First, they’re more experienced than last season against the Blue Jackets. In addition, they’ve had an entire season of playing together and both Matthews and Marner have taken a leap forward, both offensively and defensively. They are stronger, wiser, tougher defensively, and more in synch offensively.
Then, there’s the enigmatic William Nylander. Nylander is also a year older and is coming off a really strong second-half of the season. He’s also playing more mature hockey and is less prone to the inconsistencies that plagued him earlier in his career. He tries, almost all the time. From what I’ve seen, he seldom floats on the ice and – as the saying goes – he goes to the “hard places” to score goals.
Point #3: The Maple Leafs Have Added Physicality
Finally, during the offseason the Maple Leafs added those pieces that made them tough to play against. Most fans list Wayne Simmonds first. Simmonds is a well-known and hard-nosed player who will make his presence felt on the ice. However, Simmonds is far from alone. Zach Bogosian also plays physical hockey. At the trade deadline, the team brought in Nick Foligno. He plays with an experienced edge.
Finally, but not to be forgotten is Jumbo Joe Thornton. Thornton has been amping his game up recently and plays with an edge that I hadn’t seen before. He’s big and not afraid to get into someone’s grill. He doesn’t let things go unnoticed. As coach Keefe noted, Thornton has been the team’s most physical forward.
Sometimes We Forget How Intense the Playoffs Can Be
It could be argued that the Maple Leafs have lacked playoff success because the team kept trying to make the same philosophy and system work playoff season after playoff season. It didn’t. But after last August, as Tavares noted, changes were made.
If teams are expecting to see the same Maple Leafs in these playoffs that they saw during the last playoffs, they’ll be surprised. This team is completely different. In many ways the team is more mature and more ready for the redundant scrums, face washes, and physical play that is likely to come its way.
Obviously, if the Maple Leafs are going to have playoff success, matching the intensity of other teams will be a key. There’s little doubt that the Montreal Canadiens have looked at their first-round opponents and decided that trying to skate with this Maple Leafs’ team would end in failure.
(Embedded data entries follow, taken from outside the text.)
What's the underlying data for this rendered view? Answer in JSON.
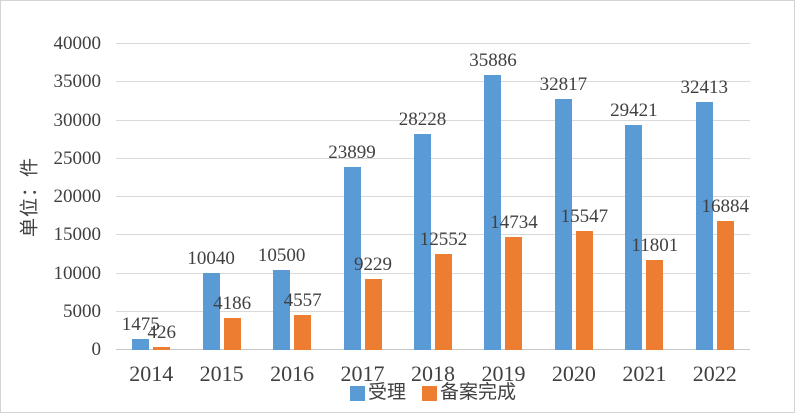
{
  "chart_data": {
    "type": "bar",
    "title": "",
    "categories": [
      "2014",
      "2015",
      "2016",
      "2017",
      "2018",
      "2019",
      "2020",
      "2021",
      "2022"
    ],
    "series": [
      {
        "name": "受理",
        "color": "#5B9BD5",
        "values": [
          1475,
          10040,
          10500,
          23899,
          28228,
          35886,
          32817,
          29421,
          32413
        ]
      },
      {
        "name": "备案完成",
        "color": "#ED7D31",
        "values": [
          426,
          4186,
          4557,
          9229,
          12552,
          14734,
          15547,
          11801,
          16884
        ]
      }
    ],
    "xlabel": "",
    "ylabel": "单位：件",
    "ylim": [
      0,
      40000
    ],
    "ytick_step": 5000,
    "ytick_labels": [
      "0",
      "5000",
      "10000",
      "15000",
      "20000",
      "25000",
      "30000",
      "35000",
      "40000"
    ],
    "grid": true,
    "data_labels": true,
    "legend_position": "bottom"
  },
  "styles": {
    "grid_color": "#d9d9d9",
    "axis_line_color": "#c6c6c6",
    "text_color": "#404040",
    "frame_border_color": "#d4d4d4"
  }
}
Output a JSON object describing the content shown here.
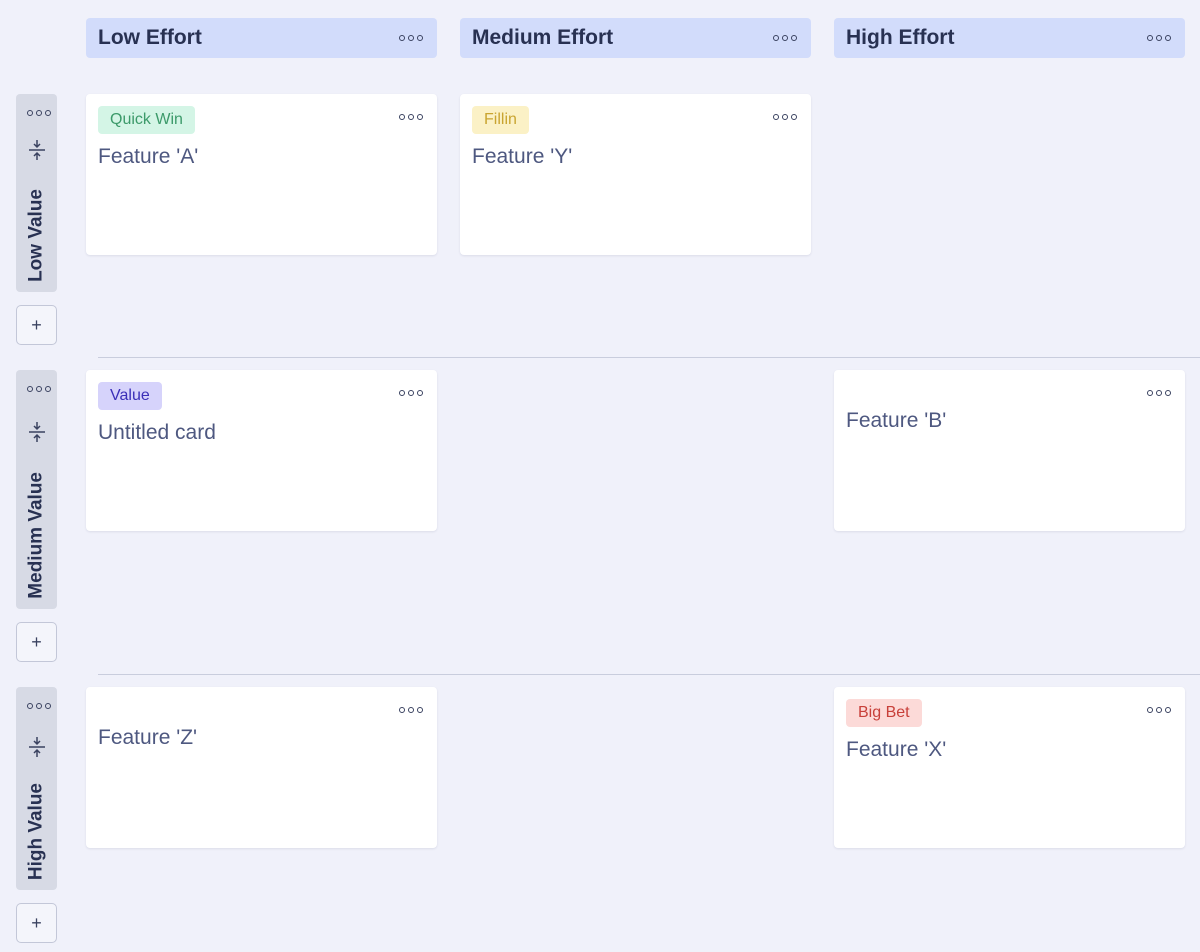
{
  "columns": [
    {
      "title": "Low Effort"
    },
    {
      "title": "Medium Effort"
    },
    {
      "title": "High Effort"
    }
  ],
  "rows": [
    {
      "title": "Low Value",
      "add_label": "+"
    },
    {
      "title": "Medium Value",
      "add_label": "+"
    },
    {
      "title": "High Value",
      "add_label": "+"
    }
  ],
  "cards": {
    "low_low": {
      "tag": "Quick Win",
      "title": "Feature 'A'"
    },
    "low_med": {
      "tag": "Fillin",
      "title": "Feature 'Y'"
    },
    "med_low": {
      "tag": "Value",
      "title": "Untitled card"
    },
    "med_high": {
      "title": "Feature 'B'"
    },
    "high_low": {
      "title": "Feature 'Z'"
    },
    "high_high": {
      "tag": "Big Bet",
      "title": "Feature 'X'"
    }
  },
  "colors": {
    "quick_win": {
      "bg": "#d4f5e6",
      "fg": "#3c9a6a"
    },
    "fillin": {
      "bg": "#fbf1c6",
      "fg": "#c9a430"
    },
    "value": {
      "bg": "#d6d3fb",
      "fg": "#3b2fb8"
    },
    "big_bet": {
      "bg": "#fcdad8",
      "fg": "#c8403a"
    }
  }
}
As a result, wise money suggests that the Canadiens must play a physical game and hope their great goalie Carey Price can be the best player on the ice. He was last season against the Pittsburgh Penguins. And Price could do it again.
However, as noted, this Maple Leafs’ team is different. It will be a much harder team to beat this postseason than last. We’ll know one way or another by he end of four playoff series.
The Old Prof (Jim Parsons, Sr.) taught for more than 40 years in the Faculty of Education at the University of Alberta. He’s a Canadian boy, who has two degrees from the University of Kentucky and a doctorate from the University of Texas. He is now retired on Vancouver Island, where he lives with his family. His hobbies include playing with his hockey cards and simply being a sports fan – hockey, the Toronto Raptors, and CFL football (thinks Ricky Ray personifies how a professional athlete should act).
If you wonder why he doesn’t use his real name, it’s because his son – who’s also Jim Parsons – wrote for The Hockey Writers first and asked Jim Sr. to use another name so readers wouldn’t confuse their work.
Because Jim Sr. had worked in China, he adopted the Mandarin word for teacher (老師). The first character lǎo (老) means “old,” and the second character shī (師) means “teacher.” The literal translation of lǎoshī is “old teacher.” That became his pen name. Today, other than writing for The Hockey Writers, he teaches graduate students research design at several Canadian universities.